LFM protein folding, link gearscore and achievement for invite.

I’ve been trying for some time to come up with a good use case for gamification in my field of research (network architectures and protocol design), but so far, I haven’t had a “Eureka!” moment. I’ll keep it in the back of my mind though. It would surely make for a fascinating project.

Another use of gamification, and the trigger for this post, is Fitocracy. Last week, I got my invite mail. I had first heard of it last August in this xkcd comic. They were obviously overwhelmed by the feedback (xkcd wasn’t the only one that referenced them), so it took me more than 4 months to get my invite. I had forgotten about them in the meantime.

xkcd, my treat during morning coffee, three times a week.

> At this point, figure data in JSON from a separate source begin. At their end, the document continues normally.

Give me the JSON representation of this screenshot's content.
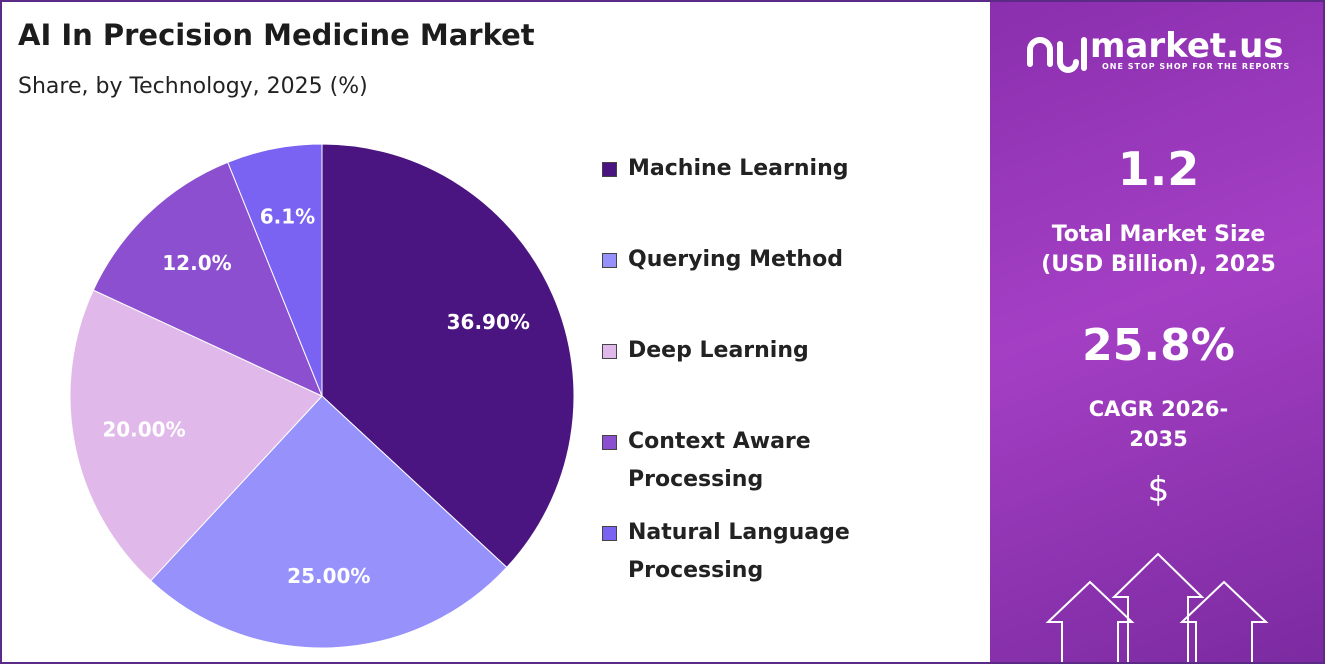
{
  "chart_data": {
    "type": "pie",
    "title": "AI In Precision Medicine Market",
    "subtitle": "Share, by Technology, 2025 (%)",
    "categories": [
      "Machine Learning",
      "Querying Method",
      "Deep Learning",
      "Context Aware Processing",
      "Natural Language Processing"
    ],
    "values": [
      36.9,
      25,
      20,
      12,
      6.1
    ],
    "value_labels": [
      "36.90%",
      "25.00%",
      "20.00%",
      "12.0%",
      "6.1%"
    ],
    "colors": [
      "#4a1580",
      "#9791fb",
      "#e0b8ea",
      "#8b4fcf",
      "#7a62f2"
    ]
  },
  "sidebar": {
    "brand": "market.us",
    "tagline": "ONE STOP SHOP FOR THE REPORTS",
    "market_size": "1.2",
    "market_size_label": "Total Market Size (USD Billion), 2025",
    "cagr": "25.8%",
    "cagr_label": "CAGR 2026-2035",
    "currency": "$"
  }
}
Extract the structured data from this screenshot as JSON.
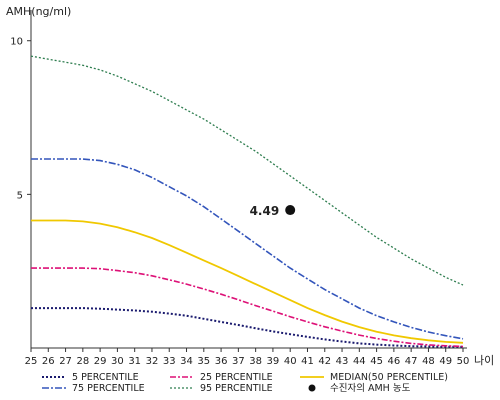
{
  "chart_data": {
    "type": "line",
    "ylabel": "AMH(ng/ml)",
    "xlabel": "나이",
    "x": [
      25,
      26,
      27,
      28,
      29,
      30,
      31,
      32,
      33,
      34,
      35,
      36,
      37,
      38,
      39,
      40,
      41,
      42,
      43,
      44,
      45,
      46,
      47,
      48,
      49,
      50
    ],
    "xlim": [
      25,
      50
    ],
    "ylim": [
      0,
      11
    ],
    "y_ticks": [
      5,
      10
    ],
    "grid": false,
    "legend_position": "bottom",
    "series": [
      {
        "name": "5 PERCENTILE",
        "color": "#1a1a6e",
        "dash": "2,2",
        "width": 2,
        "values": [
          1.3,
          1.3,
          1.3,
          1.3,
          1.28,
          1.25,
          1.22,
          1.18,
          1.12,
          1.05,
          0.95,
          0.85,
          0.75,
          0.64,
          0.54,
          0.45,
          0.36,
          0.28,
          0.21,
          0.15,
          0.11,
          0.08,
          0.06,
          0.05,
          0.04,
          0.04
        ]
      },
      {
        "name": "75 PERCENTILE",
        "color": "#3355bb",
        "dash": "7,2,2,2",
        "width": 1.6,
        "values": [
          6.15,
          6.15,
          6.15,
          6.15,
          6.1,
          5.98,
          5.8,
          5.55,
          5.25,
          4.95,
          4.6,
          4.2,
          3.8,
          3.4,
          3.0,
          2.6,
          2.25,
          1.9,
          1.6,
          1.3,
          1.05,
          0.85,
          0.67,
          0.52,
          0.4,
          0.3
        ]
      },
      {
        "name": "25 PERCENTILE",
        "color": "#dd1177",
        "dash": "6,2,2,2",
        "width": 1.6,
        "values": [
          2.6,
          2.6,
          2.6,
          2.6,
          2.58,
          2.52,
          2.45,
          2.35,
          2.22,
          2.08,
          1.92,
          1.75,
          1.57,
          1.38,
          1.2,
          1.02,
          0.85,
          0.69,
          0.55,
          0.42,
          0.31,
          0.22,
          0.15,
          0.1,
          0.07,
          0.05
        ]
      },
      {
        "name": "95 PERCENTILE",
        "color": "#2e7d4f",
        "dash": "2,2",
        "width": 1.3,
        "values": [
          9.5,
          9.4,
          9.3,
          9.2,
          9.05,
          8.85,
          8.6,
          8.35,
          8.05,
          7.75,
          7.45,
          7.1,
          6.75,
          6.4,
          6.0,
          5.6,
          5.2,
          4.8,
          4.4,
          4.0,
          3.6,
          3.25,
          2.9,
          2.6,
          2.3,
          2.05
        ]
      },
      {
        "name": "MEDIAN(50 PERCENTILE)",
        "color": "#f0c800",
        "dash": "",
        "width": 1.8,
        "values": [
          4.15,
          4.15,
          4.15,
          4.12,
          4.05,
          3.93,
          3.77,
          3.58,
          3.35,
          3.1,
          2.85,
          2.6,
          2.34,
          2.08,
          1.82,
          1.56,
          1.3,
          1.07,
          0.86,
          0.68,
          0.53,
          0.41,
          0.32,
          0.25,
          0.2,
          0.17
        ]
      }
    ],
    "patient": {
      "name": "수진자의 AMH 농도",
      "x": 40,
      "y": 4.49,
      "label": "4.49"
    }
  }
}
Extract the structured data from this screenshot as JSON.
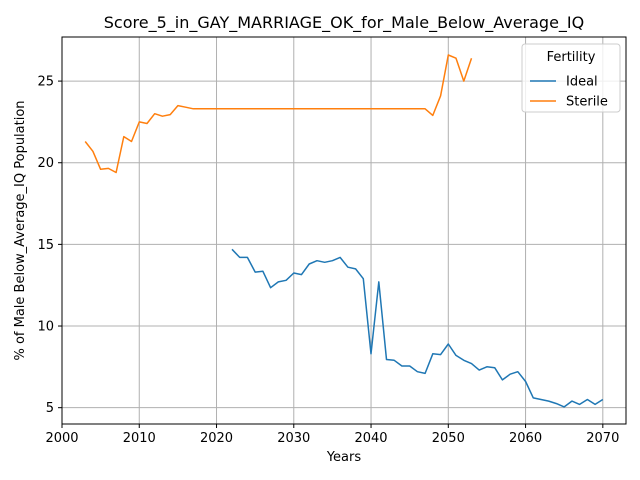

I have to admit that weight is a bit of a problem for me. I slowly and steadily gained a lot of weight as a student, then bit the bullet after graduation. I went on a long-term low-level diet (nothing fancy, just “eat less”) during which I lost almost 30 kilos in 2 years, returning me well into “normal” BMI range. All diet, no sports, mostly because I’m just a “no sports” person. Most of them are just boring to me. If I could read while I do them… Anyway, I let my food control slip too often starting a year ago or so, and now I got more than 15 kilos back. Most of that needs to go, that’s my new year’s resolution. So that Fitocracy invite came at a good time.

I’m confused by their web interface though. Why can’t web designers never ever create useful interfaces? (And why am I using double-and-a-half negation?) Does it have any influence on the scoring if I update my weight? What activities are available for tracking? The search form is nice, but I’d love to also have a “browse” feature so I could say “that sounds interesting, I would’ve never thought of that”. Plus of course optimizing the work-to-reward ratio. I figure, if I do some sports simply because I want to grind Fitocracy levels efficiently, that might sound silly, but it’s better than not doing any sports. It’s almost like doing a daily quest or two. So far, the only “workout” (I use the term loosely) I logged was my walk home from work, which is a thing I typically do during summer, but rarely in winter. I didn’t log “walking stairs”, that felt too silly even to me. My office is on the second floor, our coffee machine is on the first floor. Guess how often I walk up and down those stairs every day?

So, I’m not totally convinced of Fitocracy yet, but I’ll give it a chance. I’m often overcritical of “games” in the beginning. If anybody is also on Fitocracy, give me a shout, I heard you can form groups and stuff.

Maybe once we’re high enough level, we can go slay a fat dragon.